NEW YORK (Reuters) - Two major U.S. stock index providers on Tuesday proposed a major overhaul of how they classify telecommunication companies within their widely used equity benchmarks to reflect changes in the industry over the last two decades.
S&P Dow Jones Indices and MSCI Inc (MSCI.N), which together manage a set of industry definitions called the Global Industry Classification Standard (GICS), propose renaming the sector .SPLRCL and including a host of companies not considered pure telecoms, they said in a statement.
The proposed Communication Services Sector could include telecom companies as well as some media, entertainment, consumer internet and digital services companies that currently belong to the consumer discretionary and information technology sectors.
They did not disclose which companies could be moved into the new index. Those other industry groups currently include corporate titans, such as Facebook Inc (FB.O), Google parent Alphabet Inc (GOOGL.O), eBay Inc (EBAY.O) and Comcast Corp (CMCSA.O).
“You’re looking at everything in there, and it could also lead to new sub-industries within existing ones. The existing groups could be totally changed,” said Howard Silverblatt, senior index analyst at S&P Dow Jones Indices. “Nothing has been predetermined and set.”
After years of consolidation and diversification, today’s telecom sector is vastly different from when the index was created in 1996, a time when cellphones were a luxury and the internet was not ubiquitous.
The consultation will start on Tuesday and potential changes to take effect in 2018 will be announced in November, the statement said.
Reuters reported in May that the index providers were considering restructuring the once-hot index, which has shrunk to just four companies from 14. Telecom companies are desperately trying to diversify away from the competitive cellphone and internet industry by adding TV and home security services.
Regional telecom operator CenturyLink Inc (CTL.N) plans to buy fiber network operator Level 3 Communications Inc LVLT.O later this quarter, which would leave the S&P 500 telecom index with just three companies.
Unlike the other 10 GICS sectors, the S&P 500 telecom segment is so small there is not a single exchange-traded fund to mirror it, given that a fund holding just a few stocks would fall short of regulatory requirements.
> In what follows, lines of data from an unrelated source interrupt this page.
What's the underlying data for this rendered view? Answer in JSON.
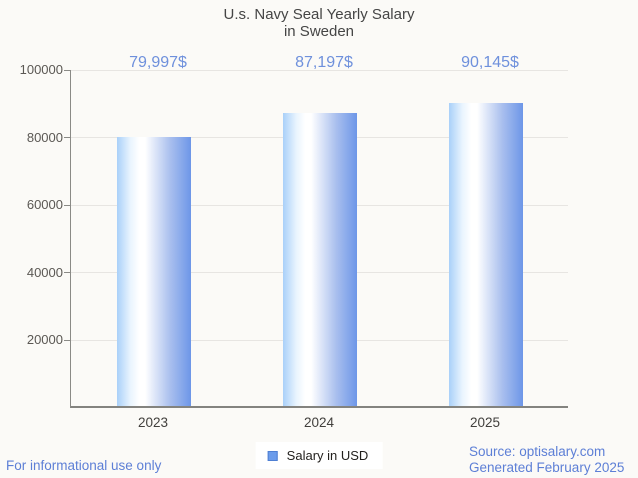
{
  "page": {
    "background": "#fbfaf7"
  },
  "title": {
    "line1": "U.s. Navy Seal Yearly Salary",
    "line2": "in Sweden"
  },
  "chart_data": {
    "type": "bar",
    "title": "U.s. Navy Seal Yearly Salary in Sweden",
    "categories": [
      "2023",
      "2024",
      "2025"
    ],
    "series": [
      {
        "name": "Salary in USD",
        "values": [
          79997,
          87197,
          90145
        ]
      }
    ],
    "value_labels": [
      "79,997$",
      "87,197$",
      "90,145$"
    ],
    "xlabel": "",
    "ylabel": "",
    "ylim": [
      0,
      100000
    ],
    "yticks": [
      20000,
      40000,
      60000,
      80000,
      100000
    ],
    "grid": true,
    "legend_position": "bottom",
    "colors": {
      "bar_gradient_left": "#a9d0f9",
      "bar_gradient_mid": "#ffffff",
      "bar_gradient_right": "#6d96e8",
      "value_label": "#6e90dc",
      "axis": "#8a8a86",
      "gridline": "#e7e5e2",
      "tick_label": "#5b5854"
    }
  },
  "legend": {
    "label": "Salary in USD",
    "swatch_fill": "#6c9ceb",
    "swatch_border": "#4e7fd3"
  },
  "footer": {
    "left": "For informational use only",
    "source": "Source: optisalary.com",
    "generated": "Generated February 2025"
  }
}
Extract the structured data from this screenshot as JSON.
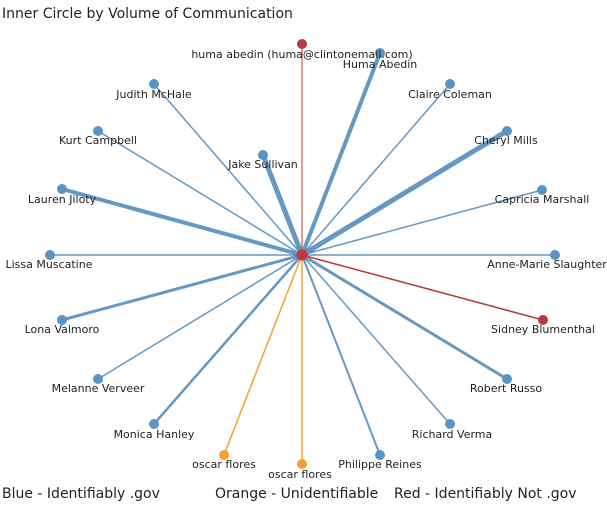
{
  "title": "Inner Circle by Volume of Communication",
  "legend": {
    "blue": "Blue - Identifiably .gov",
    "orange": "Orange - Unidentifiable",
    "red": "Red - Identifiably Not .gov"
  },
  "colors": {
    "blue": "#4a86b8",
    "blue_node": "#5b93c4",
    "orange": "#f5a030",
    "red": "#b83a3a",
    "center": "#c0393b"
  },
  "contacts": [
    {
      "name": "huma abedin (huma@clintonemail.com)",
      "category": "red",
      "weight": 1
    },
    {
      "name": "Huma Abedin",
      "category": "blue",
      "weight": 4
    },
    {
      "name": "Claire Coleman",
      "category": "blue",
      "weight": 1.5
    },
    {
      "name": "Cheryl Mills",
      "category": "blue",
      "weight": 5
    },
    {
      "name": "Capricia Marshall",
      "category": "blue",
      "weight": 1.5
    },
    {
      "name": "Anne-Marie Slaughter",
      "category": "blue",
      "weight": 1.5
    },
    {
      "name": "Sidney Blumenthal",
      "category": "red",
      "weight": 1.5
    },
    {
      "name": "Robert Russo",
      "category": "blue",
      "weight": 3
    },
    {
      "name": "Richard Verma",
      "category": "blue",
      "weight": 1.5
    },
    {
      "name": "Philippe Reines",
      "category": "blue",
      "weight": 2
    },
    {
      "name": "oscar flores",
      "category": "orange",
      "weight": 1.5
    },
    {
      "name": "oscar flores",
      "category": "orange",
      "weight": 1.5
    },
    {
      "name": "Monica Hanley",
      "category": "blue",
      "weight": 2.5
    },
    {
      "name": "Melanne Verveer",
      "category": "blue",
      "weight": 1.5
    },
    {
      "name": "Lona Valmoro",
      "category": "blue",
      "weight": 3
    },
    {
      "name": "Lissa Muscatine",
      "category": "blue",
      "weight": 1.5
    },
    {
      "name": "Lauren Jiloty",
      "category": "blue",
      "weight": 4
    },
    {
      "name": "Kurt Campbell",
      "category": "blue",
      "weight": 1.5
    },
    {
      "name": "Jake Sullivan",
      "category": "blue",
      "weight": 5
    },
    {
      "name": "Judith McHale",
      "category": "blue",
      "weight": 1.5
    }
  ]
}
Instead, telecom ETFs include smaller companies outside the S&P 500 and other industries.
Since slow-growing telecom operators are notable for their high dividend yields, some investors argued they should be added to the utilities index.
Bucky Hellwig, senior vice president at BB&T Wealth Management in Birmingham, Alabama, said it “doesn’t seem realistic” to include big tech names with telecom firms.
“You could make a more rationale case for putting some of the media companies in with telecom.”